Faith
Pastors preach against retribution
By Will Hoover
Advertiser Staff Writer
When the World Trade Center crumbled before the eyes of millions of stunned Americans this week, the spectacle was enough to cause the faith of the most devout to collapse along with it.
This is the subject religious leaders are attempting to address at services this weekend.
"This incident has caused such a magnitude of suffering," said the Rev. Jan Youth, a Buddhist minister at Honpa Hongwanji Hawai'i Betsuin. "Our faith has been challenged. We are torn."
Youth will remind her congregation that it is important that we not let our feelings of rage and helplessness consume us.
"(We know) that killing is not right, and that life is precious. And yet, because we are human beings, this is how we sometimes choose to respond. And we are blinded by our retribution into thinking that we have wielded justice.
"But there is a great sadness with that response."
Rabbi Itchel Krasnjansky of the Chabad of Hawai'i said that the events of Tuesday, Sept. 11, 2001, are so horrific that they defy explanation.
"We are now preparing ourselves for Rosh Hashana on Monday, the time when Jewish people the world over ... reflect on the truths and blessings we receive from God," he said. "And this is the kind of thing that almost forces you to re-examine the deeper truths of life: What's real? What's wrong? What's right?"
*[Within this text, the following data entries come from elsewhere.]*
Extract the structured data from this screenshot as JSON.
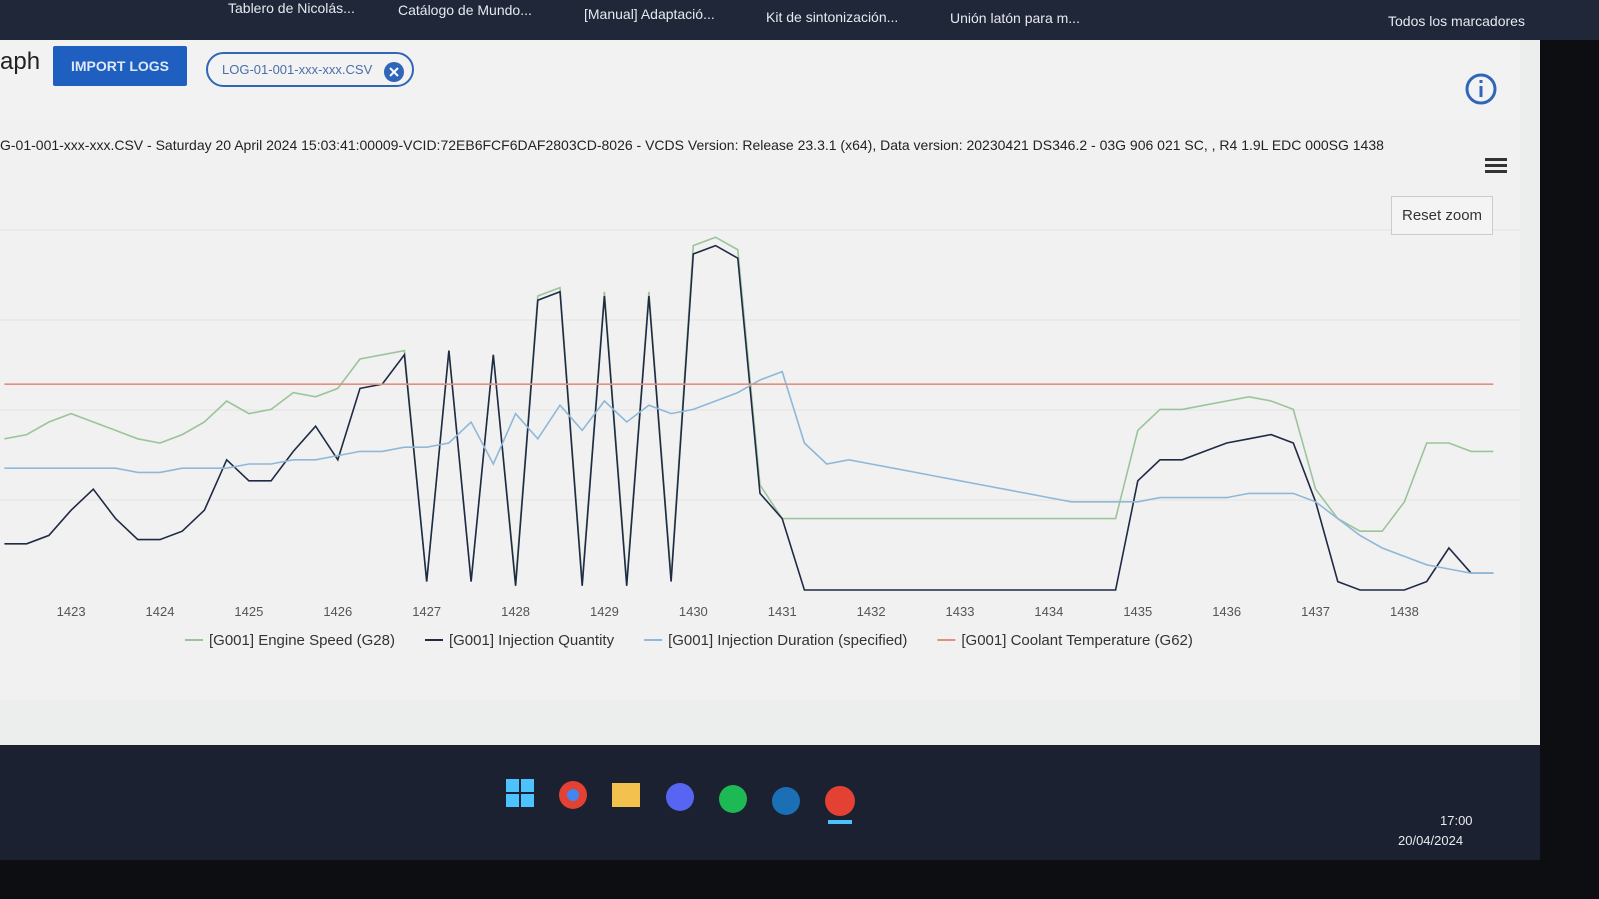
{
  "browser": {
    "bookmarks": [
      "Tablero de Nicolás...",
      "Catálogo de Mundo...",
      "[Manual] Adaptació...",
      "Kit de sintonización...",
      "Unión latón para m..."
    ],
    "all_bookmarks": "Todos los marcadores"
  },
  "app": {
    "title": "aph",
    "import_button": "IMPORT LOGS",
    "file_chip": "LOG-01-001-xxx-xxx.CSV"
  },
  "chart_data": {
    "type": "line",
    "title": "G-01-001-xxx-xxx.CSV - Saturday 20 April 2024 15:03:41:00009-VCID:72EB6FCF6DAF2803CD-8026 - VCDS Version: Release 23.3.1 (x64), Data version: 20230421 DS346.2 - 03G 906 021 SC, , R4 1.9L EDC 000SG 1438",
    "reset_zoom": "Reset zoom",
    "x": [
      1422.25,
      1422.5,
      1422.75,
      1423,
      1423.25,
      1423.5,
      1423.75,
      1424,
      1424.25,
      1424.5,
      1424.75,
      1425,
      1425.25,
      1425.5,
      1425.75,
      1426,
      1426.25,
      1426.5,
      1426.75,
      1427,
      1427.25,
      1427.5,
      1427.75,
      1428,
      1428.25,
      1428.5,
      1428.75,
      1429,
      1429.25,
      1429.5,
      1429.75,
      1430,
      1430.25,
      1430.5,
      1430.75,
      1431,
      1431.25,
      1431.5,
      1431.75,
      1432,
      1432.25,
      1432.5,
      1432.75,
      1433,
      1433.25,
      1433.5,
      1433.75,
      1434,
      1434.25,
      1434.5,
      1434.75,
      1435,
      1435.25,
      1435.5,
      1435.75,
      1436,
      1436.25,
      1436.5,
      1436.75,
      1437,
      1437.25,
      1437.5,
      1437.75,
      1438,
      1438.25,
      1438.5,
      1438.75,
      1439
    ],
    "series": [
      {
        "name": "[G001] Engine Speed (G28)",
        "color": "#9cc49a",
        "values": [
          36,
          37,
          40,
          42,
          40,
          38,
          36,
          35,
          37,
          40,
          45,
          42,
          43,
          47,
          46,
          48,
          55,
          56,
          57,
          2,
          57,
          2,
          56,
          2,
          70,
          72,
          2,
          71,
          2,
          71,
          3,
          82,
          84,
          81,
          25,
          17,
          17,
          17,
          17,
          17,
          17,
          17,
          17,
          17,
          17,
          17,
          17,
          17,
          17,
          17,
          17,
          38,
          43,
          43,
          44,
          45,
          46,
          45,
          43,
          24,
          17,
          14,
          14,
          21,
          35,
          35,
          33,
          33
        ]
      },
      {
        "name": "[G001] Injection Quantity",
        "color": "#1f2a44",
        "values": [
          11,
          11,
          13,
          19,
          24,
          17,
          12,
          12,
          14,
          19,
          31,
          26,
          26,
          33,
          39,
          31,
          48,
          49,
          56,
          2,
          57,
          2,
          56,
          1,
          69,
          71,
          1,
          70,
          1,
          70,
          2,
          80,
          82,
          79,
          23,
          17,
          0,
          0,
          0,
          0,
          0,
          0,
          0,
          0,
          0,
          0,
          0,
          0,
          0,
          0,
          0,
          26,
          31,
          31,
          33,
          35,
          36,
          37,
          35,
          21,
          2,
          0,
          0,
          0,
          2,
          10,
          4,
          4
        ]
      },
      {
        "name": "[G001] Injection Duration (specified)",
        "color": "#8fb8d8",
        "values": [
          29,
          29,
          29,
          29,
          29,
          29,
          28,
          28,
          29,
          29,
          29,
          30,
          30,
          31,
          31,
          32,
          33,
          33,
          34,
          34,
          35,
          40,
          30,
          42,
          36,
          44,
          38,
          45,
          40,
          44,
          42,
          43,
          45,
          47,
          50,
          52,
          35,
          30,
          31,
          30,
          29,
          28,
          27,
          26,
          25,
          24,
          23,
          22,
          21,
          21,
          21,
          21,
          22,
          22,
          22,
          22,
          23,
          23,
          23,
          21,
          17,
          13,
          10,
          8,
          6,
          5,
          4,
          4
        ]
      },
      {
        "name": "[G001] Coolant Temperature (G62)",
        "color": "#e0907e",
        "values": [
          49,
          49,
          49,
          49,
          49,
          49,
          49,
          49,
          49,
          49,
          49,
          49,
          49,
          49,
          49,
          49,
          49,
          49,
          49,
          49,
          49,
          49,
          49,
          49,
          49,
          49,
          49,
          49,
          49,
          49,
          49,
          49,
          49,
          49,
          49,
          49,
          49,
          49,
          49,
          49,
          49,
          49,
          49,
          49,
          49,
          49,
          49,
          49,
          49,
          49,
          49,
          49,
          49,
          49,
          49,
          49,
          49,
          49,
          49,
          49,
          49,
          49,
          49,
          49,
          49,
          49,
          49,
          49
        ]
      }
    ],
    "xlim": [
      1422.2,
      1439.3
    ],
    "xticks": [
      1423,
      1424,
      1425,
      1426,
      1427,
      1428,
      1429,
      1430,
      1431,
      1432,
      1433,
      1434,
      1435,
      1436,
      1437,
      1438
    ],
    "ylim": [
      0,
      100
    ]
  },
  "taskbar": {
    "time": "17:00",
    "date": "20/04/2024"
  }
}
Like others facing this moral dilemma, Krasnjansky said there's a temptation to question how a just God could let such a thing happen.
"Sadly, the Jewish people are all too familiar with this question, having experienced the Holocaust of World War II. And the truth is, there are no pat answers to that question. One of the things we're taught is that it is really beyond our comprehension to fathom God. But there is also a fundamental belief in Judaism that God is good."
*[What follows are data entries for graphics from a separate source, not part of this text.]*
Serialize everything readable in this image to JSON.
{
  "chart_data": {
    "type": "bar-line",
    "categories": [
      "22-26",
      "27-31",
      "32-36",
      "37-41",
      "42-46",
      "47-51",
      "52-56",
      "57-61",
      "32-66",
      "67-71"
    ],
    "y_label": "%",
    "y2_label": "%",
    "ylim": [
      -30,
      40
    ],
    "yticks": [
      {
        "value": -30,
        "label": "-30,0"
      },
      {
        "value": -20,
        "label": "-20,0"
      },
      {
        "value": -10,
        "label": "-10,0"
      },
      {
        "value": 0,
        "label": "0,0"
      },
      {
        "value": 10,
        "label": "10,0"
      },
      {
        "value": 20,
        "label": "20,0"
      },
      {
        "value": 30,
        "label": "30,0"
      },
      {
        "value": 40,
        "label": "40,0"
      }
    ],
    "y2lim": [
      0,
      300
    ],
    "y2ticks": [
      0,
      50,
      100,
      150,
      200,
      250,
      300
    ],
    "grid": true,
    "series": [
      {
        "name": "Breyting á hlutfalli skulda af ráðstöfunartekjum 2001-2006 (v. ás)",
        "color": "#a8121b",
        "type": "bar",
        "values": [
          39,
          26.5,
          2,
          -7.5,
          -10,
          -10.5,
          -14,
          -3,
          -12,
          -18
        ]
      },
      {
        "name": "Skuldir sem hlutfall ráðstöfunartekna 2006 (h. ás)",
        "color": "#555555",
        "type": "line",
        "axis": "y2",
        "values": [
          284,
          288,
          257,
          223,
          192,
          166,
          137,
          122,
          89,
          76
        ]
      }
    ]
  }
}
Krasnjansky says that although we cannot encompass the mind of God, as individuals it is within us to "define and clarify what is good and evil, and what is the right way and what is the wrong way."
Elwin Ahu, executive pastor of the New Hope Christian Fellowship, would tell worshippers that God does not, in fact, "allow" such things to happen.
"God is not a God of destruction and death," said Ahu. "God is a loving God. But, man will make certain choices, and men will be accountable for the actions that they take. There are consequences.
"We can't enter into a spirit of vengeance or retaliation. That's not what God would want us to do. He would rather have us divert our anger and aggression toward compassion."
What people of faith can do to "transform their hearts," said Ahu, is reaffirm their faith, go back to the scriptures, pray alone and with others.
Father Randy Roche of the University of Hawai'i Newman Center grappled with the question of how God could permit the tragedy of New York and Washington, and concluded that that's the wrong question.
"I don't know that there's anything to be achieved by saying, 'God doesn't meet my criteria,' "said Roche. "People who have faith and then move away from it generally don't gain more peace. Usually, they fall more into the darkness."
And that darkness, said Roche's colleague, Father Marc Alexander of Sacred Heart Catholic Church, doesn't exclude members of the priesthood.
"I've had some pretty dark thoughts about this, too about the perpetrators of this violence, and all the pain and suffering they have caused," confessed Alexander.
These are natural feelings that we need to acknowledge. But, said Alexander, the challenge from the Scriptures is to move our thoughts forward.